Dan: I wanted to mention that. This is an issue for the famous struggle for fine arts students. It’s so tempting just to stay in your studio. But are you really an artist if you never show your work? You’d think that for graphic designers, that question would be heightened, since your work is communication and distribution. What are we doing if we’re not communicating and distributing? I can also see how the question is more fraught for graphic design, where “This is my one chance not to distribute.” It’s distribution from here on out !

Nilas: There’s a big difference between the thing you make and put out in the world and the documentation of it. So, the poster is the actual thing, that and the image of the poster that I put online as the documentation to show on my portfolio. We make things that are public all of the time. I’m not saying that you shouldn’t have graphic design portfolios, but there’s a big difference there. Is my poster about being public globally, or is it about being public in the context that it was made for?

Dan: True. Assuming that it’s a poster that actually had a context. Because we do also make work here that has an even narrower context. You could say, “Well, the context is the critique or my peer group around the school, the atrium, the sculpture building, or something.”

Bryce: I see what you mean. I tailor my output to what I think will work in a critique space. I don't think that’s necessarily good, but I do it.

Ayham: It is part of the culture here.

Bryce: If I’m making a video, it’s not going to be 15 minutes. It’s going to be 2 minutes, because I’m going to show it in a 45 minute review. I don’t do a lot of performance work, but I see people’s performance work suffer because, even if it was a great performance, it’s not documented very well, and then the discussion becomes about how it was documented.

Nilas: Exactly.

Wenwen:And it's actually a new work within a new media, as a secondary work. The people who participate in your review have become the only audience of your new work, which is possible that you deliberately ignore the potential audience outside. But it will finally become public.
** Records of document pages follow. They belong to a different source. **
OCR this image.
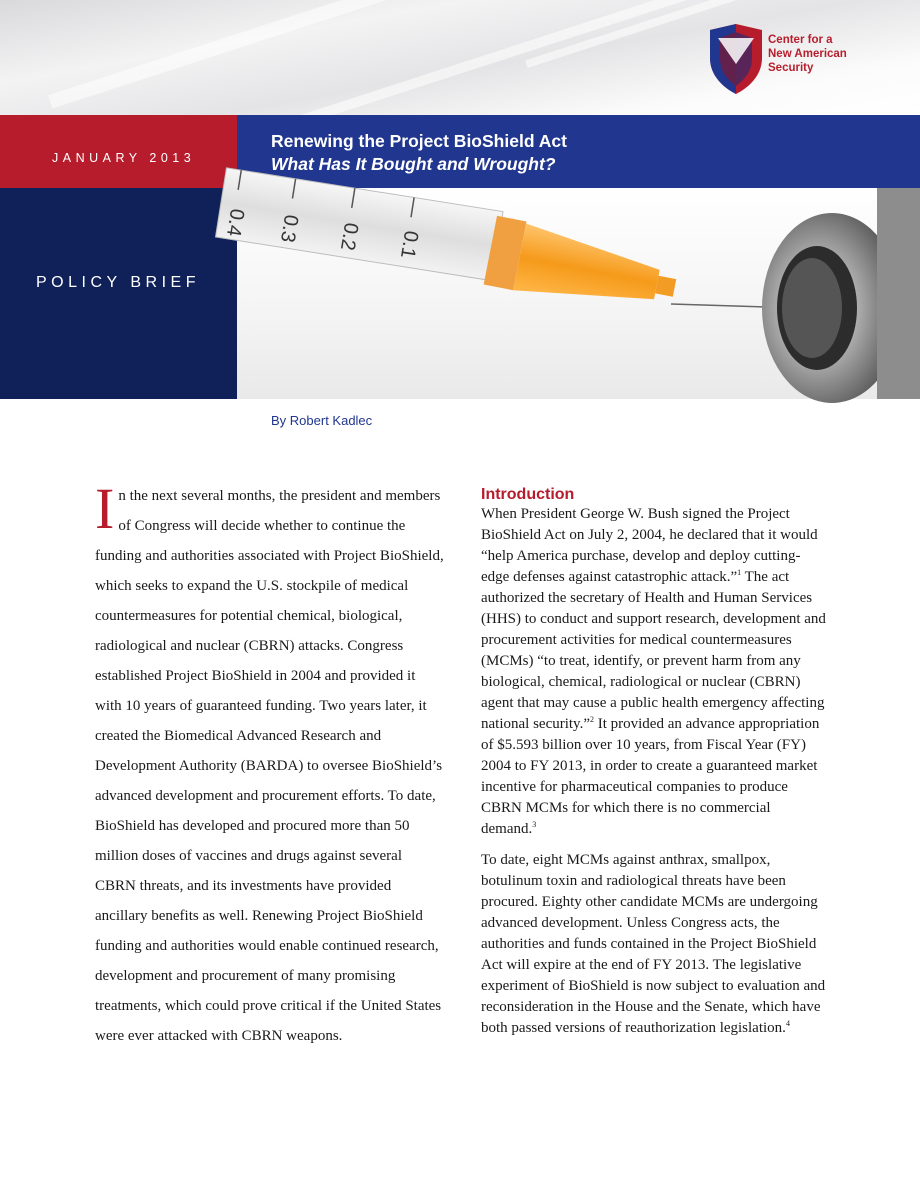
Center for a
New American
Security
JANUARY 2013
Renewing the Project BioShield Act
What Has It Bought and Wrought?
POLICY BRIEF
0.1
0.2
0.3
0.4
By Robert Kadlec
In the next several months, the president and members of Congress will decide whether to continue the funding and authorities associated with Project BioShield, which seeks to expand the U.S. stockpile of medical countermeasures for potential chemical, biological, radiological and nuclear (CBRN) attacks. Congress established Project BioShield in 2004 and provided it with 10 years of guaranteed funding. Two years later, it created the Biomedical Advanced Research and Development Authority (BARDA) to oversee BioShield’s advanced development and procurement efforts. To date, BioShield has developed and procured more than 50 million doses of vaccines and drugs against several CBRN threats, and its investments have provided ancillary benefits as well. Renewing Project BioShield funding and authorities would enable continued research, development and procurement of many promising treatments, which could prove critical if the United States were ever attacked with CBRN weapons.
Introduction

When President George W. Bush signed the Project BioShield Act on July 2, 2004, he declared that it would “help America purchase, develop and deploy cutting-edge defenses against catastrophic attack.”$^1$ The act authorized the secretary of Health and Human Services (HHS) to conduct and support research, development and procurement activities for medical countermeasures (MCMs) “to treat, identify, or prevent harm from any biological, chemical, radiological or nuclear (CBRN) agent that may cause a public health emergency affecting national security.”$^2$ It provided an advance appropriation of $5.593 billion over 10 years, from Fiscal Year (FY) 2004 to FY 2013, in order to create a guaranteed market incentive for pharmaceutical companies to produce CBRN MCMs for which there is no commercial demand.$^3$

To date, eight MCMs against anthrax, smallpox, botulinum toxin and radiological threats have been procured. Eighty other candidate MCMs are undergoing advanced development. Unless Congress acts, the authorities and funds contained in the Project BioShield Act will expire at the end of FY 2013. The legislative experiment of BioShield is now subject to evaluation and reconsideration in the House and the Senate, which have both passed versions of reauthorization legislation.$^4$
Dan: It’s a strength of the program that it establishes a community and has powerful common spaces, and a relatively externalized faculty and critics and stuff like that. But this idea of your audience being the Yale community is problematic and certainly has its limits. It’s like the strongest point in the program, in a certain way.
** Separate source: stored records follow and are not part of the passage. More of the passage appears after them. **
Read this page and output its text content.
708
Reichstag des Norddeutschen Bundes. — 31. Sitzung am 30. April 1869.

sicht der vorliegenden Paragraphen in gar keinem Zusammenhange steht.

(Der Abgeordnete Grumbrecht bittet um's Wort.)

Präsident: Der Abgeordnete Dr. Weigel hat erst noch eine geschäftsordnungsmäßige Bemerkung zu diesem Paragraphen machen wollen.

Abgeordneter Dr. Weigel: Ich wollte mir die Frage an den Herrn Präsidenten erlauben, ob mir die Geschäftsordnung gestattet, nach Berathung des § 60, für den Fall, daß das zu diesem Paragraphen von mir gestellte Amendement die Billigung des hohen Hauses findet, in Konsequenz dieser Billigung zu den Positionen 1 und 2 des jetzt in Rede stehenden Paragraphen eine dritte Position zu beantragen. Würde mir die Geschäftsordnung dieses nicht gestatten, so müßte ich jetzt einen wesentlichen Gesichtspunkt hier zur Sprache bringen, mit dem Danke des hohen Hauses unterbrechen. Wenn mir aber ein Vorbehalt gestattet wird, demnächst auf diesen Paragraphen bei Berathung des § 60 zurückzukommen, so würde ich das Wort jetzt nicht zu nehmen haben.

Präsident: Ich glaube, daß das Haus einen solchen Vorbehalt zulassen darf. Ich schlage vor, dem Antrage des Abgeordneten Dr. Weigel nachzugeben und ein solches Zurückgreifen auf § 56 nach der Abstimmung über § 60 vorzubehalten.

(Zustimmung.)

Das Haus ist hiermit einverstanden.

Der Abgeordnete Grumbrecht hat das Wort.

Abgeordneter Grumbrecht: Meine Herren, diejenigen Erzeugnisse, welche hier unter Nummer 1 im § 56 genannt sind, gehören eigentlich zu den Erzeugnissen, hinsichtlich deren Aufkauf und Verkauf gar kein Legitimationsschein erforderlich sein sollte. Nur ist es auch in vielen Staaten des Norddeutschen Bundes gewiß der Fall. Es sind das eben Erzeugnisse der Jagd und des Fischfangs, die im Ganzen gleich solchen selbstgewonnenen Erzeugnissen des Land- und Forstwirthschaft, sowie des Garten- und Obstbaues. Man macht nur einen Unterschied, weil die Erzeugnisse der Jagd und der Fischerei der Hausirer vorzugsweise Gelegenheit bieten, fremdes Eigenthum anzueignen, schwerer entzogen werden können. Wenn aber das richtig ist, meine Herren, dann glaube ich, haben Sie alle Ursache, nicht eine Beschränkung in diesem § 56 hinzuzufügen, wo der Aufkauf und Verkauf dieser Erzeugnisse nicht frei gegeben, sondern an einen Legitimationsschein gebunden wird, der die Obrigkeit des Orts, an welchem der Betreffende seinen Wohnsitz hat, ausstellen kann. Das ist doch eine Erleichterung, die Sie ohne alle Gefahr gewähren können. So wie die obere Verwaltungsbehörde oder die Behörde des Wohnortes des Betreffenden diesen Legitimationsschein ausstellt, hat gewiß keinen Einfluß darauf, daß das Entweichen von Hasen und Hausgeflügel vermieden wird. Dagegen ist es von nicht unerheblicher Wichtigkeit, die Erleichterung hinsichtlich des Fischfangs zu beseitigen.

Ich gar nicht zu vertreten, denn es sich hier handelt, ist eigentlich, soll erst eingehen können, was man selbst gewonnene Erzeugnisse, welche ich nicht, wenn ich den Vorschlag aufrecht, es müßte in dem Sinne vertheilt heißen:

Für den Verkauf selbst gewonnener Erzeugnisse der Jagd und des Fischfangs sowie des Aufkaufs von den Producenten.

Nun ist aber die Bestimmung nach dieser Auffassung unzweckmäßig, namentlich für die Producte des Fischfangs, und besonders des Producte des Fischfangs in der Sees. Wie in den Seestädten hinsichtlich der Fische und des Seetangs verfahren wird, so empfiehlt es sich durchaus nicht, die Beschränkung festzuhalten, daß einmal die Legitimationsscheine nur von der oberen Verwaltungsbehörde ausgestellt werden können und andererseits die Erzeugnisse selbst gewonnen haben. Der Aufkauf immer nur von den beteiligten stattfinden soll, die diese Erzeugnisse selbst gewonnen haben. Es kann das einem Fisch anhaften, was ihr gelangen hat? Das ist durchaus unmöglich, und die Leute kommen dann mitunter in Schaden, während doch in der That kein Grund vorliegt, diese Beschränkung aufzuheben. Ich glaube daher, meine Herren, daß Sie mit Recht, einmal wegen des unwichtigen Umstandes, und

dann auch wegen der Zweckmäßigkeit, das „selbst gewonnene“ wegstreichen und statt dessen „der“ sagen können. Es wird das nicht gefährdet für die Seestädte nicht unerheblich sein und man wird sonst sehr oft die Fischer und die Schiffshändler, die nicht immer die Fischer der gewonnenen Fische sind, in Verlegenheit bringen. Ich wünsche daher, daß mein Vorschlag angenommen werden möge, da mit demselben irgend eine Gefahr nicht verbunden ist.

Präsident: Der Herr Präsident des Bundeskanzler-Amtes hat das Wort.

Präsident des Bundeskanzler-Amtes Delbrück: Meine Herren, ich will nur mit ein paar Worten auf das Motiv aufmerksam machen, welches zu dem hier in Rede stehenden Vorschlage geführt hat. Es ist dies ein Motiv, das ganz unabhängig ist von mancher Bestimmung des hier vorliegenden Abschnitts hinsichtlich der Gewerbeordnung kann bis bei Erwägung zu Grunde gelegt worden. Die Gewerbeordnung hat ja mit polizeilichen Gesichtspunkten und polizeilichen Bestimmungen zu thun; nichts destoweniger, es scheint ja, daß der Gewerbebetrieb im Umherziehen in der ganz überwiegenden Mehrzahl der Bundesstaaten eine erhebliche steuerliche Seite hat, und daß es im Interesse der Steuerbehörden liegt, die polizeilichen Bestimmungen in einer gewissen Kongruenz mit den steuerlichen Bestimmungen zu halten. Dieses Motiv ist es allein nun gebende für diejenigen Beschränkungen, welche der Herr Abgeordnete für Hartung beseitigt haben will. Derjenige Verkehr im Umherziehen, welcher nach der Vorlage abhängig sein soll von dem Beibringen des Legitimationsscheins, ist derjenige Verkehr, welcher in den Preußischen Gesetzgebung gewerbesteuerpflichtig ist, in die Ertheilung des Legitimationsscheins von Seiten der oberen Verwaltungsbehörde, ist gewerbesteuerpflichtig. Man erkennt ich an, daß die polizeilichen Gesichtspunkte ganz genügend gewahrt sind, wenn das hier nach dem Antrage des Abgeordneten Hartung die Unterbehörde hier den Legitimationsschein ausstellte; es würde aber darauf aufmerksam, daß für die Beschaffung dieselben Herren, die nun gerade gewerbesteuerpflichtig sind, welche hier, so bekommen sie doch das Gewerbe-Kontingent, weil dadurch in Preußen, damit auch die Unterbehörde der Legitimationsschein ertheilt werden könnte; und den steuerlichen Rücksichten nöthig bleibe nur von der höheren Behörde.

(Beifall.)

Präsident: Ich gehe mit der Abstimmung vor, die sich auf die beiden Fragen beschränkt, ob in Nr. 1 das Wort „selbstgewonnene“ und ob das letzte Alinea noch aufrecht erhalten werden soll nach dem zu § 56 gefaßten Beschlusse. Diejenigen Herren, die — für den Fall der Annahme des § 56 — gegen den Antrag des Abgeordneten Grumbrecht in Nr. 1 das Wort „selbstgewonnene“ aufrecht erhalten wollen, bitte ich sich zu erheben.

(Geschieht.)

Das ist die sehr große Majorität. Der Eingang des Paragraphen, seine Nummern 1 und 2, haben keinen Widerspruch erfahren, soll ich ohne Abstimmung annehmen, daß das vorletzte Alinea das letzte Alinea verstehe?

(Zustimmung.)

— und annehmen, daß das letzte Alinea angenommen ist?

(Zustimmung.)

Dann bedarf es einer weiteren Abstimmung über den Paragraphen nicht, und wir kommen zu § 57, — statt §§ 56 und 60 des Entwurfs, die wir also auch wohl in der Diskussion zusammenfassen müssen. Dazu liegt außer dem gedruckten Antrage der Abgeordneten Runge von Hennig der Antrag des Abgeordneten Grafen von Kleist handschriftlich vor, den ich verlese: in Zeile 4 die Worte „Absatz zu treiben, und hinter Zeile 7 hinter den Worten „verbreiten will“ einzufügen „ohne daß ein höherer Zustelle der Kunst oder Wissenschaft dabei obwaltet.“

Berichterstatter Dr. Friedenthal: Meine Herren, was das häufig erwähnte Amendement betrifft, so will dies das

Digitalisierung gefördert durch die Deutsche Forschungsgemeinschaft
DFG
Ayham: Personally, I think the students are the primary audience. I think it’s set up that way on purpose, that they are more so than faculty that are coming in from the outside. I think that community is comprised of the peers that are sitting around you.

So far, we’ve been talking about documentation of work. But we’re also trying to be specifically concerned with interactive work, which is probably meant to be public in the first place. To your point, much of the interactive work is for the audience of the school but they also need to be public and online.

Dan: And with interactive work, we often don’t have the skills or resources to scale it.

Ayham: To speculate about the audience.

Dan: I don’t focus in my classes on cross-browser compatibility. If a student wants to make an instructions page for their website, I might say, “Well, maybe that's not the thing you should really focus on.” Nor do we do user research, or any of the other things before launching a website to the public. Their works exist in this gray area where the IP address might be public and some students do distribute their work, but the context is poorly defined.

Ayham: You do emphasize in your class the documentation of the website–that it is typically a screenshot. It’s more so a screenshot than documenting the code, right?

When I took the class, I thought that it was interesting that there was significant time spent on presenting the website through a series of screenshots and walking through it. We asked questions like, “How do you describe it to someone who’s not necessarily clicking around?” as part of that documentation strategy.